The progression and severity of Huntington’s disease is known to be related to an expansion of CAG repeats in the HTT gene. The introduction of a disease-relevant expansion of 50 CAG repeats into a wild type ioGlutamatergic Neurons cell line background creates a reproducible standard model for researchers with a highly characterised isogenic control. “The wild type and the disease model are genetically identical except for the introduction of that CAG repeat, so it’s a perfect control,” Patell-Socha says.
In principle, Fischer says, that same methodology could be applied to any disease where a relevant phenotype can be modelled in vitro, including ALS and Alzheimer’s. Disease-relevant cell models could serve as a platform for screening novel compounds in drug discovery.

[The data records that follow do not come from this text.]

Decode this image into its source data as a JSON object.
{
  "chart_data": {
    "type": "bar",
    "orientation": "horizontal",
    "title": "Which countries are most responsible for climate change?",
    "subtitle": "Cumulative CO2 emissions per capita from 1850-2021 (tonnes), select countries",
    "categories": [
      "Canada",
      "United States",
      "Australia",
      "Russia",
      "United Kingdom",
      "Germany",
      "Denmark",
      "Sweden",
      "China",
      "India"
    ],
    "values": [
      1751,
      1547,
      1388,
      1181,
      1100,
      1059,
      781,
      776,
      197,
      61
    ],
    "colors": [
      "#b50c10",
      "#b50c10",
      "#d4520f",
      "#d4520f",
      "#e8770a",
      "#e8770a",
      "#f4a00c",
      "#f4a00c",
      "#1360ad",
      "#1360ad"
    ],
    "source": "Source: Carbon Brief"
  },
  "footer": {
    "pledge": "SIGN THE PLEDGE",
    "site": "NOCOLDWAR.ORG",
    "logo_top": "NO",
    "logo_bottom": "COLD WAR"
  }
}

“Better in vitro human cell culture models will help us understand the efficacy and safety of potential drugs as early as possible,” Fischer says. “This would reduce the number of animals that we have to use in research, and also improve the success rate of the molecules we test and shorten the timeline from drug concept to patient.”
While that process is still evolving, the new platform represents a step forward in the scalability of iPSC-based cell models—and that alone should bring the research community closer to realizing their full potential.